Pour le Cepex, un programme de restructuration a été mis en place. Le Centre de Promotion des Exportations devrait finaliser sa mise à jour aux alentours de … 2020 ! D’un coût estimé à 3 millions de dinars, ce projet, financé par la Banque mondiale, va démarrer en 2018. “Nous avons réussi à assurer des résultats très positifs pour les exportations tunisiennes: nous sommes aujourd’hui le premier fournisseur de l’Union européenne pour un certain nombre de produits. La Tunisie est aussi le premier exportateur de produits industriels dans le sud de la Méditerranée”, s’est félicité le représentant du Cepex.
Financement
Sans doute, le financement est l’une des plus grandes problématiques que peut rencontrer la PME.
Ceci est vrai aussi bien à la création qu’au développement. Financer la restructuration d’une PME en difficulté est encore pire. “En Tunisie, nous avons le luxe de disposer d’un Fonds de soutien aux PME avec 55 millions de dinars”, a déclaré Slim Feriani, Pdg de la BFPME. “Je compte renouveler cette ligne de crédit pour sauver des emplois”.
Les banques commerciales sont souvent jugées très exigeantes vis-à-vis des entrepreneurs, sans parler des PME. “Environ 75% de nos engagements sont constitués par des crédits accordés aux entreprises”, a fait remarquer Maya Blagui Zarrouk, chargée de la division Développement moyennes entreprises, Corporate ATB.
“La plupart du temps, le promoteur agit seul, sans l’accompagnement d’un DAF, par exemple.

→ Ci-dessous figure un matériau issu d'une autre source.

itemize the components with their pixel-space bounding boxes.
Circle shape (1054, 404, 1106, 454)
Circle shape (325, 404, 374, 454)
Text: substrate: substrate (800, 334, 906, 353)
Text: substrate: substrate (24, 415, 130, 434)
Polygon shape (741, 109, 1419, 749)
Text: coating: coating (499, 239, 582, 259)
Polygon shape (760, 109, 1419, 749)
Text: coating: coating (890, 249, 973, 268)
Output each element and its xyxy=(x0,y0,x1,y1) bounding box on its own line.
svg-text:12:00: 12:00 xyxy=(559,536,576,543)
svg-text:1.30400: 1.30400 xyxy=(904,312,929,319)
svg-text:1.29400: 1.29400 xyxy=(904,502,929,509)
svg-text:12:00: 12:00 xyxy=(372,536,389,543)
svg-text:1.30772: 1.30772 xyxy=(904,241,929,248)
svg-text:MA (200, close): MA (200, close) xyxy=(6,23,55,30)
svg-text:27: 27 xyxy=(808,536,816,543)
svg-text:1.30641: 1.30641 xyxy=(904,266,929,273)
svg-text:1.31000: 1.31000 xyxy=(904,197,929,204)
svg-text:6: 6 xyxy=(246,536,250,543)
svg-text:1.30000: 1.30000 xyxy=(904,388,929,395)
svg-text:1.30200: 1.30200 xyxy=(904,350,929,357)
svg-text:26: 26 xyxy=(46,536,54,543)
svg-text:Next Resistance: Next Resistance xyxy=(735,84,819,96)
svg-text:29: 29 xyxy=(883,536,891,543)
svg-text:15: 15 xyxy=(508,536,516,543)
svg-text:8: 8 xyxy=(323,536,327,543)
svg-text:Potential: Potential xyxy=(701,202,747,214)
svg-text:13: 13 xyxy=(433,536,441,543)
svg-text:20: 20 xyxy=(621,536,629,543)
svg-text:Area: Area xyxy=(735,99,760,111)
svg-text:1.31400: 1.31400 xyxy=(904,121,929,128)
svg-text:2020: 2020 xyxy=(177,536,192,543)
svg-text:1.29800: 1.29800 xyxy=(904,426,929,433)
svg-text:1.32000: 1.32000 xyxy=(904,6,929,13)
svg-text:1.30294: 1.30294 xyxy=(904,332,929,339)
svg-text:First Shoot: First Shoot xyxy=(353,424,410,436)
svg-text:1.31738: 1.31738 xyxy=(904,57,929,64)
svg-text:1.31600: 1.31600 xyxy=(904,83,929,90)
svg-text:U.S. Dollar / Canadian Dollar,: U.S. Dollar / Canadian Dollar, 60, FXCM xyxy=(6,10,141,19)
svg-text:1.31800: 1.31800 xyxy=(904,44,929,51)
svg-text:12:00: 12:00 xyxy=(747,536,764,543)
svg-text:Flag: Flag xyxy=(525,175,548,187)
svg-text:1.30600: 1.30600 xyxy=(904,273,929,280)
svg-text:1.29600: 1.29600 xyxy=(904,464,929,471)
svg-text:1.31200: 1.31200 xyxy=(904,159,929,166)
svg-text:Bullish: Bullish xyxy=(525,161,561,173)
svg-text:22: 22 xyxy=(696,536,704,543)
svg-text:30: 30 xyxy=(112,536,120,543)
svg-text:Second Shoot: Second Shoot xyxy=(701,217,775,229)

Du coup, il évalue mal ses besoins de financement, aussi bien en investissements qu’en crédits de gestion”, a-t-elle expliqué. D’où le taux important de refus des demandes de financement des entreprises.
L’action gouvernementale
Le gouvernement était représenté par Zied Laadhari, ministre du Commerce et de l’Industrie, qui a rappelé les quatre axes transversaux de l’action gouvernementale.
Il s’agit de tripler l’infrastructure disponible afin de créer les conditions d’un développement dans les régions et de mettre le slogan de la discrimination à l’oeuvre; de travailler sur l’accompagnement et le financement car il est très important de se concentrer sur les niches où il y a des opportunités.
Il s’agit également d’encourager l’innovation qui va permettre à notre industrie de survivre dans le monde de demain et d’ouvrir de nouveaux marchés pour l’export, principalement en Afrique où les entreprises tunisiennes ont l’opportunité de devenir des champions au niveau continental vu qu’elles sont très adaptées au contexte africain et peuvent être accompagnées dans une démarche d’internationalisation.